|
9月10日9時44分配信 デイリースポーツ
北京五輪の野球日本代表監督だった阪神・星野仙一オーナー付シニア・ディレクター(61)は9日、来年3月の第2回ワールド・ベースボール・クラシック(WBC)の監督就任について「正式な要請があっても球界の総意でない形のままなら受けられない」との考えを明らかにした。星野氏はWBC監督の有力候補の1人として挙げられているが、12球団間でも意見が割れており、人選を一任された加藤良三コミッショナー(66)が球界内の意見集約作業に着手したばかりだった。
◇ ◇
星野氏は持論である「これからの国際大会にはもっと若い人材を登用すべき」との考えを強調した上で、WBC監督について「いまは球界の総意がまとまっていない。総意でない以上は要請もないだろうし、あってもこんな形では受けられない」と話した。

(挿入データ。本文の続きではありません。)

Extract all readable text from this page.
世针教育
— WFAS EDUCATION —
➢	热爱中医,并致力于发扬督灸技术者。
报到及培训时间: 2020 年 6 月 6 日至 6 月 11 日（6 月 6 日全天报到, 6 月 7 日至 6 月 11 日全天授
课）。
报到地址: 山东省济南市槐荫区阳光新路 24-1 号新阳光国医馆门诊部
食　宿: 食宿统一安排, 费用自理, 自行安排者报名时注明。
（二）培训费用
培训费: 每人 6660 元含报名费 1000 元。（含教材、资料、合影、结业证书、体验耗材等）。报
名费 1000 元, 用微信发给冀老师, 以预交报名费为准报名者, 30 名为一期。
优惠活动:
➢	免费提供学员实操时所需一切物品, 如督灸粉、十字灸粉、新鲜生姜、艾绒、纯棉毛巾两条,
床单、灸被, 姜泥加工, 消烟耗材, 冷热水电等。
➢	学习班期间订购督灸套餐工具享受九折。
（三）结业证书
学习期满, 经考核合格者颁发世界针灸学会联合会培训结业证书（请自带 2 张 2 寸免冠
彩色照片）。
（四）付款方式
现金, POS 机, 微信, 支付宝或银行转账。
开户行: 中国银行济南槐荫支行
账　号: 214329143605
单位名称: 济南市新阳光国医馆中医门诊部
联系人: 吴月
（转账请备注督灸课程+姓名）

8日付で更新した自身のホームページでも「こんな世論やメディアの状況の中でやったとしても決して盛り上がらんし(中略)成功なんかするわけがない。いま、火ダルマになっているおれがなんでまた『火中の栗』を拾うようなことをするのか」と記し、娘2人の「ユニホームはもういや」「長生きすることの方を考えて」という声を紹介している。
WBCの監督問題に関しては今月1日、プロ野球実行委員会でパ・リーグが「選考基準を明確にすべき」との案を提出した。セ・リーグからは「日本シリーズ優勝球団の監督を」「現役監督は難しい」という意見があり、議論は平行線に。候補者の具体名を特定しないまま人選作業を加藤コミッショナーに一任することで合意した。
星野氏は北京五輪の代表監督に就任した直後の昨年、WBCでの“続投”も「間接的な形で打診された」と明かしたが、今回のコミッショナー一任による人選作業に対しては「球界の総意が大事」とし、就任要請には即断しない方向で対応する考え。この日夜に出演した日本テレビ系報道番組「ZERO」でも「耐えることが正義だと思っている」と語った。
星野氏は北京五輪を終えて帰国する際に「失敗してもチャレンジするのがおれの人生」と語り、WBC監督への意欲を見せた。NPB側も同氏を有力候補の1人とする腹案で選考に入る予定だったが、惨敗に対する世論の厳しい声が高まり、12球団の意思統一も図れない中でコミッショナー一任とし、今月中の候補者一本化を目指すことになっていた。